Posted to common-user@hadoop.apache.org by Amit Simgh <am...@cse.iitb.ac.in> on 2008/09/06 21:21:26 UTC

Hadoop custom readers and writers

Hi,

I have thousands of  webpages each represented as serialized tree object 
compressed (ZLIB)  together (file size varying from 2.5 GB to 4.5GB).
I have to do some heavy text processing on these pages.
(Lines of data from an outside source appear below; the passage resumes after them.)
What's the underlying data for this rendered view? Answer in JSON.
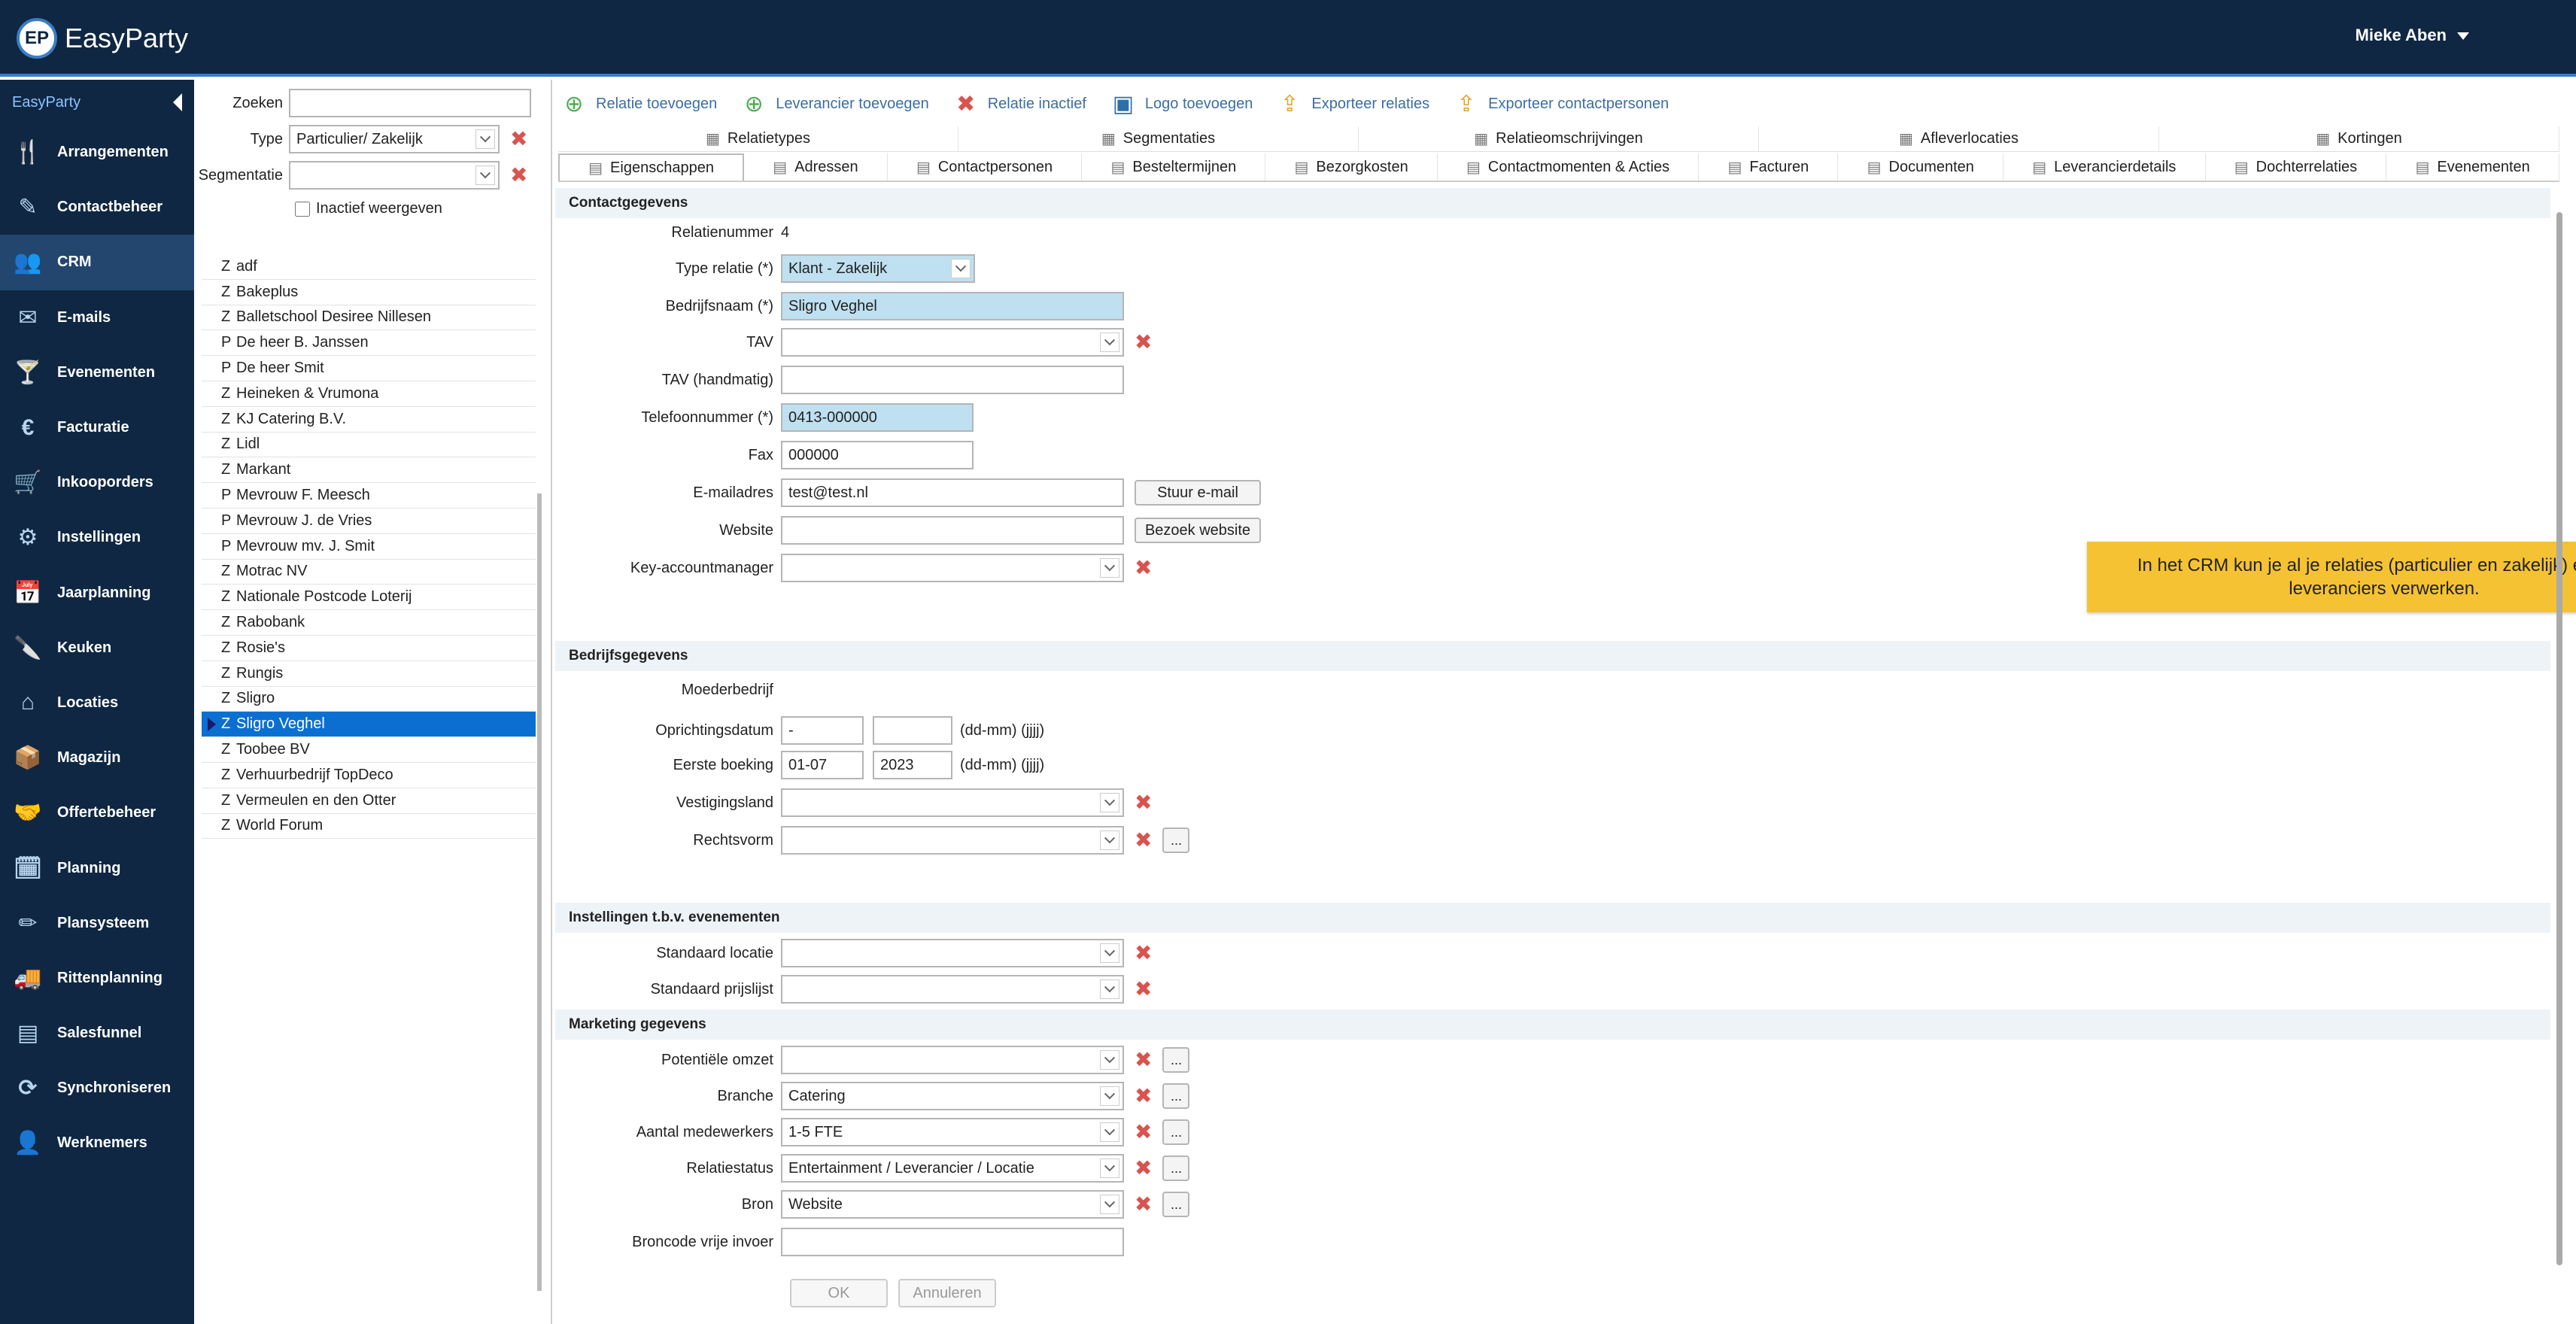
{
  "app": {
    "logo_mark": "EP",
    "logo_name": "EasyParty"
  },
  "user": {
    "name": "Mieke Aben"
  },
  "sidebar": {
    "header": "EasyParty",
    "items": [
      {
        "label": "Arrangementen",
        "icon": "🍴",
        "icon_name": "cutlery-icon"
      },
      {
        "label": "Contactbeheer",
        "icon": "✎",
        "icon_name": "edit-card-icon"
      },
      {
        "label": "CRM",
        "icon": "👥",
        "icon_name": "people-icon",
        "active": true
      },
      {
        "label": "E-mails",
        "icon": "✉",
        "icon_name": "envelope-icon"
      },
      {
        "label": "Evenementen",
        "icon": "🍸",
        "icon_name": "cocktail-icon"
      },
      {
        "label": "Facturatie",
        "icon": "€",
        "icon_name": "invoice-icon"
      },
      {
        "label": "Inkooporders",
        "icon": "🛒",
        "icon_name": "cart-icon"
      },
      {
        "label": "Instellingen",
        "icon": "⚙",
        "icon_name": "gear-icon"
      },
      {
        "label": "Jaarplanning",
        "icon": "📅",
        "icon_name": "calendar-icon"
      },
      {
        "label": "Keuken",
        "icon": "🔪",
        "icon_name": "knife-icon"
      },
      {
        "label": "Locaties",
        "icon": "⌂",
        "icon_name": "buildings-icon"
      },
      {
        "label": "Magazijn",
        "icon": "📦",
        "icon_name": "box-icon"
      },
      {
        "label": "Offertebeheer",
        "icon": "🤝",
        "icon_name": "handshake-icon"
      },
      {
        "label": "Planning",
        "icon": "🗓",
        "icon_name": "planning-icon"
      },
      {
        "label": "Plansysteem",
        "icon": "✏",
        "icon_name": "pencil-icon"
      },
      {
        "label": "Rittenplanning",
        "icon": "🚚",
        "icon_name": "truck-icon"
      },
      {
        "label": "Salesfunnel",
        "icon": "▤",
        "icon_name": "funnel-icon"
      },
      {
        "label": "Synchroniseren",
        "icon": "⟳",
        "icon_name": "sync-icon"
      },
      {
        "label": "Werknemers",
        "icon": "👤",
        "icon_name": "person-icon"
      }
    ]
  },
  "filter": {
    "search_label": "Zoeken",
    "search_value": "",
    "type_label": "Type",
    "type_value": "Particulier/ Zakelijk",
    "segment_label": "Segmentatie",
    "segment_value": "",
    "inactive_label": "Inactief weergeven"
  },
  "relations": [
    {
      "t": "Z",
      "n": "adf"
    },
    {
      "t": "Z",
      "n": "Bakeplus"
    },
    {
      "t": "Z",
      "n": "Balletschool Desiree Nillesen"
    },
    {
      "t": "P",
      "n": "De heer B. Janssen"
    },
    {
      "t": "P",
      "n": "De heer Smit"
    },
    {
      "t": "Z",
      "n": "Heineken & Vrumona"
    },
    {
      "t": "Z",
      "n": "KJ Catering B.V."
    },
    {
      "t": "Z",
      "n": "Lidl"
    },
    {
      "t": "Z",
      "n": "Markant"
    },
    {
      "t": "P",
      "n": "Mevrouw F. Meesch"
    },
    {
      "t": "P",
      "n": "Mevrouw J. de Vries"
    },
    {
      "t": "P",
      "n": "Mevrouw mv. J. Smit"
    },
    {
      "t": "Z",
      "n": "Motrac NV"
    },
    {
      "t": "Z",
      "n": "Nationale Postcode Loterij"
    },
    {
      "t": "Z",
      "n": "Rabobank"
    },
    {
      "t": "Z",
      "n": "Rosie's"
    },
    {
      "t": "Z",
      "n": "Rungis"
    },
    {
      "t": "Z",
      "n": "Sligro"
    },
    {
      "t": "Z",
      "n": "Sligro Veghel",
      "selected": true
    },
    {
      "t": "Z",
      "n": "Toobee BV"
    },
    {
      "t": "Z",
      "n": "Verhuurbedrijf TopDeco"
    },
    {
      "t": "Z",
      "n": "Vermeulen en den Otter"
    },
    {
      "t": "Z",
      "n": "World Forum"
    }
  ],
  "toolbar": [
    {
      "label": "Relatie toevoegen",
      "icon": "⊕",
      "color": "#4caf50"
    },
    {
      "label": "Leverancier toevoegen",
      "icon": "⊕",
      "color": "#4caf50"
    },
    {
      "label": "Relatie inactief",
      "icon": "✖",
      "color": "#d9534f"
    },
    {
      "label": "Logo toevoegen",
      "icon": "▣",
      "color": "#2d6fa8"
    },
    {
      "label": "Exporteer relaties",
      "icon": "⇪",
      "color": "#e6a020"
    },
    {
      "label": "Exporteer contactpersonen",
      "icon": "⇪",
      "color": "#e6a020"
    }
  ],
  "tabs_row1": [
    "Relatietypes",
    "Segmentaties",
    "Relatieomschrijvingen",
    "Afleverlocaties",
    "Kortingen"
  ],
  "tabs_row2": [
    "Eigenschappen",
    "Adressen",
    "Contactpersonen",
    "Besteltermijnen",
    "Bezorgkosten",
    "Contactmomenten & Acties",
    "Facturen",
    "Documenten",
    "Leverancierdetails",
    "Dochterrelaties",
    "Evenementen"
  ],
  "sections": {
    "contact": "Contactgegevens",
    "company": "Bedrijfsgegevens",
    "events": "Instellingen t.b.v. evenementen",
    "marketing": "Marketing gegevens"
  },
  "fields": {
    "relatienummer": {
      "label": "Relatienummer",
      "value": "4"
    },
    "type_relatie": {
      "label": "Type relatie (*)",
      "value": "Klant - Zakelijk"
    },
    "bedrijfsnaam": {
      "label": "Bedrijfsnaam (*)",
      "value": "Sligro Veghel"
    },
    "tav": {
      "label": "TAV",
      "value": ""
    },
    "tav_hand": {
      "label": "TAV (handmatig)",
      "value": ""
    },
    "telefoon": {
      "label": "Telefoonnummer (*)",
      "value": "0413-000000"
    },
    "fax": {
      "label": "Fax",
      "value": "000000"
    },
    "email": {
      "label": "E-mailadres",
      "value": "test@test.nl",
      "button": "Stuur e-mail"
    },
    "website": {
      "label": "Website",
      "value": "",
      "button": "Bezoek website"
    },
    "kam": {
      "label": "Key-accountmanager",
      "value": ""
    },
    "moeder": {
      "label": "Moederbedrijf"
    },
    "oprichting": {
      "label": "Oprichtingsdatum",
      "dm": "-",
      "y": "",
      "hint": "(dd-mm) (jjjj)"
    },
    "eerste": {
      "label": "Eerste boeking",
      "dm": "01-07",
      "y": "2023",
      "hint": "(dd-mm) (jjjj)"
    },
    "vestiging": {
      "label": "Vestigingsland",
      "value": ""
    },
    "rechtsvorm": {
      "label": "Rechtsvorm",
      "value": ""
    },
    "std_locatie": {
      "label": "Standaard locatie",
      "value": ""
    },
    "std_prijslijst": {
      "label": "Standaard prijslijst",
      "value": ""
    },
    "omzet": {
      "label": "Potentiële omzet",
      "value": ""
    },
    "branche": {
      "label": "Branche",
      "value": "Catering"
    },
    "medewerkers": {
      "label": "Aantal medewerkers",
      "value": "1-5 FTE"
    },
    "status": {
      "label": "Relatiestatus",
      "value": "Entertainment / Leverancier / Locatie"
    },
    "bron": {
      "label": "Bron",
      "value": "Website"
    },
    "broncode": {
      "label": "Broncode vrije invoer",
      "value": ""
    }
  },
  "dots_label": "...",
  "note": "In het CRM kun je al je relaties (particulier en zakelijk) en al je leveranciers verwerken.",
  "buttons": {
    "ok": "OK",
    "cancel": "Annuleren"
  }
}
What the the best way to read /access these pages.

Method1
***************
1) Write Custom Splitter that
    1. uncompresses the file(2.5GB to 4GB) and then parses it(time : 
around 10 minutes )
    2. Splits the binary data in to parts 10-20
2) Implement specific readers to read a page and present it to mapper

OR.

Method -2
***************
Read the entire file w/o splitting : one one Map task per file.
Implement specific readers to read a page and present it to mapper

Slight detour:
I was browing thru code in FileInputFormat and TextInputFormat. In 
getSplit method the file is broken at arbitary byte boundaries.
So in case of TextInputFormat what if last line of mapper is truncated 
(incomplete byte sequence). what happens.
Can someone explain and give pointers in code where this happens?

I also saw classes like Records . What are these used for?